Le Beau Monde, January 1808.
“Half Full Dresses.”
Half Full Dress is one of the most confusing terms of this period. Half Dress is very clearly used for what we might call semi-formal wear, appropriate for private parties, dinner parties, the theater, concerts, or the opera. Full Dress is clearly used for the most formal occasions, eg balls or formal receptions. Apparently Half Full Dress falls somewhere in between. Though confusing and unclear to us, we must assume that the term would have been well understood by the readers of the magazine.
The print is described in the magazine as follows:
“Fig. No. 1–A rich dress of pale pink net, over a white satin slip; the skirt of the dress is made open behind, in imitation of the train frock, with the body in one, trimmed round the bottom with two rows of pink velvet, to match the colour of the dress; the front of the gown is made tight to the bosom, in circular form, and fulled into a band of pink velvet; long loose sleeves down to the wrist, with stripes of velvet and net, entwined round the arm; a Florentine opera coat of white satin, trimmed all round with a superb fur trimming, of a lemon colour, with the exception of the sides, which is bound with white ribbon velvet, the back is made square and low, setting loosely round the throat, so as to shew nearly the whole of the neck; the front of the coat is sloped off at each side of the bosom, leaving two points, which are fastened in the center of the neck with a cornelian broach. The sleeves are made entirely straight, with no fullness whatever on the top of the shoulder. A Florence hat of straw, with a low dome crown, broad across the top, with a large rim, turned bold up behind and before, trimmed with pale pink velvet, and a bunch of variegated flowers fastened in the center of the crown, and shoes of white satin.

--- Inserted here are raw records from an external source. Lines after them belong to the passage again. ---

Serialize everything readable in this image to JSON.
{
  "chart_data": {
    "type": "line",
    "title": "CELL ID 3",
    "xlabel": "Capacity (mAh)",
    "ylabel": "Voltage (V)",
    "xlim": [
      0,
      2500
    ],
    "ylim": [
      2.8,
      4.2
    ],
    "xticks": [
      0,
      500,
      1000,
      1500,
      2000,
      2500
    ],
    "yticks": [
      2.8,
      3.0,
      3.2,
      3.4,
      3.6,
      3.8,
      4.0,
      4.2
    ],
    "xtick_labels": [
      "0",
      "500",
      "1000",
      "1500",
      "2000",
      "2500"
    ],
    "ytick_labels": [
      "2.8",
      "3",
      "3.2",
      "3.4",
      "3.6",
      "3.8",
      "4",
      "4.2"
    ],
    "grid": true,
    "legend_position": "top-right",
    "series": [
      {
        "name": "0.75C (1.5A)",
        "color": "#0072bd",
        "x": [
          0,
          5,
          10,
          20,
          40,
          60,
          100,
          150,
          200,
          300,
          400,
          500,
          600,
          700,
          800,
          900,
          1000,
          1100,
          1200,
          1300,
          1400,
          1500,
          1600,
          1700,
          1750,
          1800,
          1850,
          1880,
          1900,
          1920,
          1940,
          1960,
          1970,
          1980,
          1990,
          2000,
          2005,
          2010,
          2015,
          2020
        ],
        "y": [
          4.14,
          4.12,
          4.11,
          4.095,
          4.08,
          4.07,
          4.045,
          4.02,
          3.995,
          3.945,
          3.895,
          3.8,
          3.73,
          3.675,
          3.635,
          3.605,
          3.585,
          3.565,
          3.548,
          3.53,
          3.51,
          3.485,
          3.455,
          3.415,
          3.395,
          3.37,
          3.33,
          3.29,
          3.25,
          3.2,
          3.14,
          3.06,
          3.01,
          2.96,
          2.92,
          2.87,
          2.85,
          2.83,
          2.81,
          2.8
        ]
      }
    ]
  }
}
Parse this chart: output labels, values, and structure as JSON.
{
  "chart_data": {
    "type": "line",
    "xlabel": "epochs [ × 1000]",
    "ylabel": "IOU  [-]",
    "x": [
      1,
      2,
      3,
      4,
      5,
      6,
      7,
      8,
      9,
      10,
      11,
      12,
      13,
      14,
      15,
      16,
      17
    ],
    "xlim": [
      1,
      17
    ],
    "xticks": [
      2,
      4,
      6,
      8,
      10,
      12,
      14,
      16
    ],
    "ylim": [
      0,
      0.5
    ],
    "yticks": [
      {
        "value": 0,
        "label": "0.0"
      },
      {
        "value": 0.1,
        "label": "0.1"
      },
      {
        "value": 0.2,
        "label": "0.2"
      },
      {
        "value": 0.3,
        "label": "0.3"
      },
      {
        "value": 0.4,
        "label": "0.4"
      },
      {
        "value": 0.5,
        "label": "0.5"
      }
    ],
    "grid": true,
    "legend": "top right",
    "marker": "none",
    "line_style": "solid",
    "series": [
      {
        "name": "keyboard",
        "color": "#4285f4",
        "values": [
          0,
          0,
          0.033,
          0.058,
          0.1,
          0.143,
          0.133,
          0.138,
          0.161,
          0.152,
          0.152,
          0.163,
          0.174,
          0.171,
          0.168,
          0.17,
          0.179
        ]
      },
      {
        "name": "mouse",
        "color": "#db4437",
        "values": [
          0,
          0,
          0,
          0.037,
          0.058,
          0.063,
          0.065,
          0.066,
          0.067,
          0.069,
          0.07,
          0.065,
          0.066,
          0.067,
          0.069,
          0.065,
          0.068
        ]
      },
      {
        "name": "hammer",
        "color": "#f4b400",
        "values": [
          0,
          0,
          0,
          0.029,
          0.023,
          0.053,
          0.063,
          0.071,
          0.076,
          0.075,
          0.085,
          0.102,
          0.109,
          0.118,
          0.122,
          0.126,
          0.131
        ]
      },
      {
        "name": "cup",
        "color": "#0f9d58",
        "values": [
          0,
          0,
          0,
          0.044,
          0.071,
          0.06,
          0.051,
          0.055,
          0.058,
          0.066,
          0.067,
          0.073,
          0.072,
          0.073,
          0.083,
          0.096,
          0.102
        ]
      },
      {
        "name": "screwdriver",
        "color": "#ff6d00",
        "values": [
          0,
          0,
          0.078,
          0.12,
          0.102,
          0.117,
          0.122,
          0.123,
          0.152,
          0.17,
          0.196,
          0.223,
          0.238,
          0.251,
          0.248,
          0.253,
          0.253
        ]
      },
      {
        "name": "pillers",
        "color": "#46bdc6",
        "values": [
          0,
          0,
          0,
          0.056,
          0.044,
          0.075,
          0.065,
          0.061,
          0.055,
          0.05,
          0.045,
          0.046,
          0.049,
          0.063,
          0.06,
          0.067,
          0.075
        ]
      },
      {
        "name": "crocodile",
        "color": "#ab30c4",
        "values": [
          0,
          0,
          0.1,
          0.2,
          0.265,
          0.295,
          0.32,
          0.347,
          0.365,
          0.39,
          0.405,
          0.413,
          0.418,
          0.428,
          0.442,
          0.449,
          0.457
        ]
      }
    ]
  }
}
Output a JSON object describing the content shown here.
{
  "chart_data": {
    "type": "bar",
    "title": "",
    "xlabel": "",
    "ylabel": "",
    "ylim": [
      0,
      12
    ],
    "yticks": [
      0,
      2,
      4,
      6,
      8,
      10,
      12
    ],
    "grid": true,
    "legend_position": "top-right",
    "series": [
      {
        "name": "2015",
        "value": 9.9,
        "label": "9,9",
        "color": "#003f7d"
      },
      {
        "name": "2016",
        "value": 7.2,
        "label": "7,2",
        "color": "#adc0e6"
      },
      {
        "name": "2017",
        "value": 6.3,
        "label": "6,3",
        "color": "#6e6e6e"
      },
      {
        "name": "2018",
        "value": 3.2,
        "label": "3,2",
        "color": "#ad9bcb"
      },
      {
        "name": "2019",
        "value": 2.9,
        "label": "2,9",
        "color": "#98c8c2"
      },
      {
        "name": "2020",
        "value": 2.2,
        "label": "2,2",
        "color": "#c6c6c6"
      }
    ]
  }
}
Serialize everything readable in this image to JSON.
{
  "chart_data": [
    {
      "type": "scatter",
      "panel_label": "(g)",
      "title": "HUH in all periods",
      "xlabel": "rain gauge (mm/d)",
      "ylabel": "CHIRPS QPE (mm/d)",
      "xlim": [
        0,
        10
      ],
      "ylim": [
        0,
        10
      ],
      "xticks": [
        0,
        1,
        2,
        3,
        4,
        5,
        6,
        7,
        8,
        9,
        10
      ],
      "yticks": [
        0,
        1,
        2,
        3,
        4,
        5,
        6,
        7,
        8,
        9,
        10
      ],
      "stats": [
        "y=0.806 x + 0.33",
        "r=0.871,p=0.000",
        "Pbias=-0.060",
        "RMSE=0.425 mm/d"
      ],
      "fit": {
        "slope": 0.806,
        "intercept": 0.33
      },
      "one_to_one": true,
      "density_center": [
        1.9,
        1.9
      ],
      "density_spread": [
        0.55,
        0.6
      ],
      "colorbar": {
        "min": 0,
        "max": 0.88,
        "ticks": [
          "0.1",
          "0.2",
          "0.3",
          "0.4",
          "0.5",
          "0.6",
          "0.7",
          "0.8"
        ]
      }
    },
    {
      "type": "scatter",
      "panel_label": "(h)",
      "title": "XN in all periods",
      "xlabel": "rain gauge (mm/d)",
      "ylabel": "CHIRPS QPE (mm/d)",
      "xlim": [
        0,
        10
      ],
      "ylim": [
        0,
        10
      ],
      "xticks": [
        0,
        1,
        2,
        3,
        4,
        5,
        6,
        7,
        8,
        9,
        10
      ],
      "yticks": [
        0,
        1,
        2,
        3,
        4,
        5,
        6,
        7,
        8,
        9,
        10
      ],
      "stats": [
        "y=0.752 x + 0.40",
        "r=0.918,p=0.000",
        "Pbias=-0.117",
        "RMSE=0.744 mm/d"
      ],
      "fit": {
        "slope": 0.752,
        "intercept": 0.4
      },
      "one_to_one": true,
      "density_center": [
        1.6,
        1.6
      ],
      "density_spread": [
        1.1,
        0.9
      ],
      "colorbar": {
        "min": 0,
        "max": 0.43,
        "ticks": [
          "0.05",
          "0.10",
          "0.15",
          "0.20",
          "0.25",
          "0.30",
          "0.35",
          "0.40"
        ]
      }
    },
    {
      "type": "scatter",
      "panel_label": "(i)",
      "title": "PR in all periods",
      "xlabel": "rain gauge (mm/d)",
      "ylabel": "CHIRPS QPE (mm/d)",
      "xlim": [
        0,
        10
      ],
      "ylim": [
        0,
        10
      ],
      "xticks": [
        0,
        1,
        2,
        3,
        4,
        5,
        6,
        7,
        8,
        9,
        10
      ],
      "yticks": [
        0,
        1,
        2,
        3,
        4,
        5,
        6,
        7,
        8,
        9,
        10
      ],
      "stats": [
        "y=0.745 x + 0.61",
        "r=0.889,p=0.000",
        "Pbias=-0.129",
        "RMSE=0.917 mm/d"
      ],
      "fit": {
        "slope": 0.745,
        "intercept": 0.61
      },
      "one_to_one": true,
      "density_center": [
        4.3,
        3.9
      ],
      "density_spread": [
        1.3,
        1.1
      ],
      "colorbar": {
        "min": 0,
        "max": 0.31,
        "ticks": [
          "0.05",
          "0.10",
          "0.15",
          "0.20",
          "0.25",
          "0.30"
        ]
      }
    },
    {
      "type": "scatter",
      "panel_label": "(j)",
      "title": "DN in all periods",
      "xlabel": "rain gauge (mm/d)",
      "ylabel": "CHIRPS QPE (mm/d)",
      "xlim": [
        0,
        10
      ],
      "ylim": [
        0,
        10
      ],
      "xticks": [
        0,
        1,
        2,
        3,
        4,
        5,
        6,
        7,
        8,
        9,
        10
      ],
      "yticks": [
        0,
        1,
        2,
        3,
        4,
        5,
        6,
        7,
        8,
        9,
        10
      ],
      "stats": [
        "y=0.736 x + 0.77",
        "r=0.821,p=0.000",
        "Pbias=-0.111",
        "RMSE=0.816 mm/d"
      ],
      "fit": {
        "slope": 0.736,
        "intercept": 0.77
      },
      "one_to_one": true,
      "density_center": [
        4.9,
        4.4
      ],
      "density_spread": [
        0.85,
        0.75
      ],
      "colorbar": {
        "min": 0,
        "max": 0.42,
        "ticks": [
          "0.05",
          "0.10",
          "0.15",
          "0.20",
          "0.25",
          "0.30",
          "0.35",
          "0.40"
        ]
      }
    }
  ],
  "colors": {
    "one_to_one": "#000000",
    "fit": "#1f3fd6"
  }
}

“Fig. No. 3– A round train dress of white crape, over soft white satin; the back of the dress is made to draw square on the top and at the bottom of the waist, with a drawn chemise bosom, trimmed all round with a wreath of silver roses, lapelled sleeves, made short and straight over the shoulders, and worn open on the arms; it is made that it may be occasionally buttoned; a black velvet scarf, richly ornamented all round with white satin roses; and is worked at each end about half a yard in height, placed carelessly over the shoulders; a cap à la Pamela of white satin, confined round the head with a black velvet handkerchief, ornamented with roses to correspond with the scarf; one corner is brought under the chin, tied with one bow, and long ends behind the left ear, so as to fall on the left shoulder. French kid gloves, and shoes of straw colour.
“Fig. No. 2–Evening Dress for Gentlemen consists of blue coats with large flat gilt buttons, and with or without black velvet collars, according to the taste of the wearer; the coats are made double-breasted, and with pocket flaps. White Marseilles quilting waistcoats, single-breasted; tight drab coloured kerseymere breeches, and white silk stockings are the exclusive fashions of the times.”